Y sospechaba que también la cordura. Fidípides siempre había torcido la boca con escepticismo cuando alguien le hablaba de apariciones divinas, pero él mismo había experimentado una de esas teofanías. Había sido durante el regreso, cuando atravesaba la región limítrofe entre Arcadia y la Argólide, en la parte más solitaria y agreste de su viaje. Era ya de noche. Se había detenido junto a un fresno para evacuar las pocas y espesas gotas de orina que tenía en la vejiga, cuando oyó pronunciar su nombre:
—¡Fidíiiipides! ¡Fidíiiipides! Fidípides se había vuelto sobresaltado. Entonces vio, encaramado sobre una roca, a un chivo negro con una barba blanca que parecía flotar delante de su cara como una luz fantasmal. El chivo saltó al suelo y se acercó correteando a Fidípides. Cuando estaba a unos cuatro o cinco pasos de él, se puso en pie, y de pronto tenía brazos en vez de patas y un rostro semihumano. El mensajero comprendió que se hallaba ante el dios Pan y cayó de rodillas.

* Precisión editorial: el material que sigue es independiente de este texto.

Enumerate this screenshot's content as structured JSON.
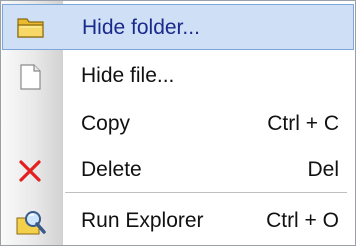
{
  "menu": {
    "items": [
      {
        "label": "Hide folder...",
        "shortcut": "",
        "icon": "folder-icon",
        "selected": true
      },
      {
        "label": "Hide file...",
        "shortcut": "",
        "icon": "file-icon",
        "selected": false
      },
      {
        "label": "Copy",
        "shortcut": "Ctrl + C",
        "icon": "",
        "selected": false
      },
      {
        "label": "Delete",
        "shortcut": "Del",
        "icon": "delete-x-icon",
        "selected": false
      },
      {
        "label": "Run Explorer",
        "shortcut": "Ctrl + O",
        "icon": "explorer-magnifier-icon",
        "selected": false
      }
    ]
  },
  "colors": {
    "selection_background": "#cfe0f6",
    "selection_border": "#7fa6d8",
    "delete_icon": "#e32020",
    "folder_icon": "#f3cf4a"
  }
}
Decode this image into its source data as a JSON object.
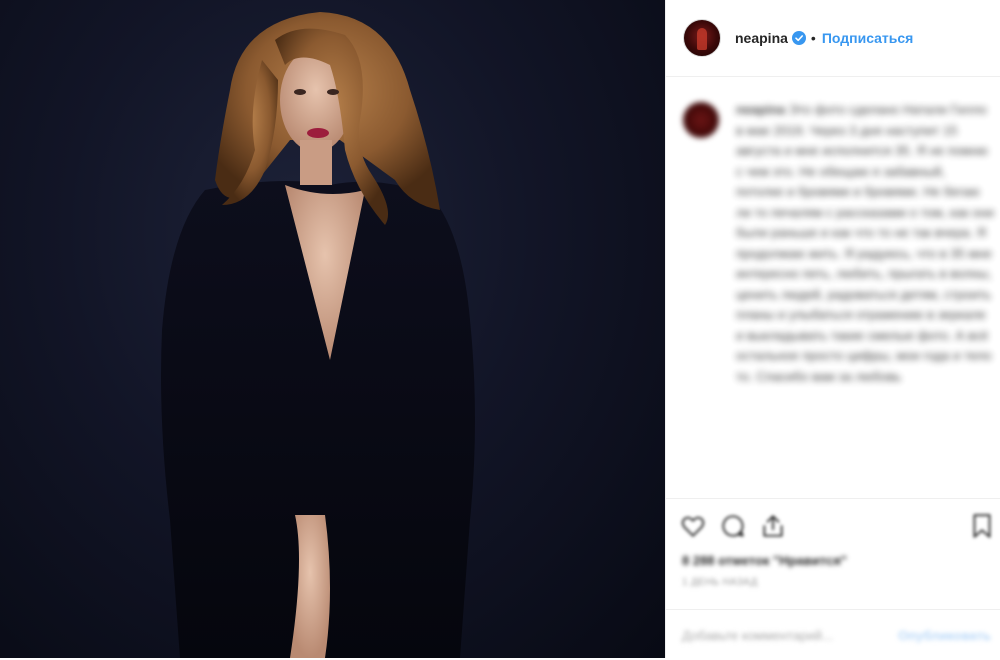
{
  "post": {
    "photo_alt": "",
    "author": {
      "username": "neapina",
      "verified": true
    },
    "separator": "•",
    "follow_label": "Подписаться"
  },
  "caption": {
    "username": "neapina",
    "text": "Это фото сделано Натали Гилло в мае 2019. Через 3 дня наступит 15 августа и мне исполнится 35. Я не помню с чем это. Не обещаю я забавный, потолке и бровями и бровями. Не бегаю ли то печалям с рассказами о том, как они были раньше и как что то не так вчера. Я продолжаю жить. Я радуюсь, что в 35 мне интересно петь, любить, прыгать в волны, ценить людей, радоваться детям, строить планы и улыбаться отражению в зеркале и выкладывать такие смелые фото. А всё остальное просто цифры, мои года и тело то. Спасибо вам за любовь"
  },
  "actions": {
    "icons": [
      "heart-icon",
      "comment-icon",
      "share-icon",
      "bookmark-icon"
    ],
    "likes": "8 288 отметок \"Нравится\"",
    "timestamp": "1 ДЕНЬ НАЗАД"
  },
  "comment_box": {
    "placeholder": "Добавьте комментарий...",
    "publish_label": "Опубликовать"
  },
  "colors": {
    "accent": "#3897f0",
    "photo_bg": "#121527",
    "text": "#262626",
    "border": "#efefef"
  }
}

—Fidíiiipides —le dijo el dios, a medias con voz articulada y a medias con balidos de cabra—, quiero que lleves un recado a los atenienses.
—Dime, señor. —El olor a macho en celo era tan intenso que Fidípides sintió una arcada, pero agachó la cabeza y se tapó la boca.
—Pregúntales por qué no me honran cuando les he ayudado tantas veces, y diles que si lo hacen como me merezco volveré a ayudarles. Haz como te digo, Fidíiiipides.
Cuando se atrevió a alzar de nuevo la mirada, el dios caprino había desaparecido, y Fidípides se levantó del suelo y se alejó lo más rápido que pudo de aquel paraje.
Ahora, sentado en la tienda de los generales, el mensajero se preguntaba si debería dar a los generales el recado de Pan, o si habría sido todo un delirio causado por la fatiga. Estaba casi convencido de lo segundo, pero el olor... Todavía tenía clavado en las fosas nasales ese hedor penetrante y almizcleño. Sabía que los ojos podían dejarse engañar, sobre todo de noche y en la soledad del monte, pero ¿también la nariz? Se había dejado acunar por el recuerdo, pero las voces destempladas de los generales volvieron a espabilarlo.
—Estamos a día once —decía Jantipo, el general de la Acamántide. Tenía un tono muy agudo y un sonsonete irritante que crispaba los nervios—. Hasta el día quince no habrá luna llena. Aún faltan
cuatro días
, cuatro días —recalcó—, para que los espartanos salgan de su ciudad.
—Eso lo hemos oído todos, Jantipo —respondió Arístides.
—Lo que quiero decir es que, por muy espartanos que sean, no pueden correr tan rápido como Fidípides.
—
Eso es cierto,
pensó el mensajero sin pizca de orgullo. Estaba demasiado cansado para sentirlo—. Aunque vengan a marchas forzadas, tardarán por lo menos tres días. Eso supone esperar siete.
—Si no hay más remedio, los esperaremos —respondió Arístides.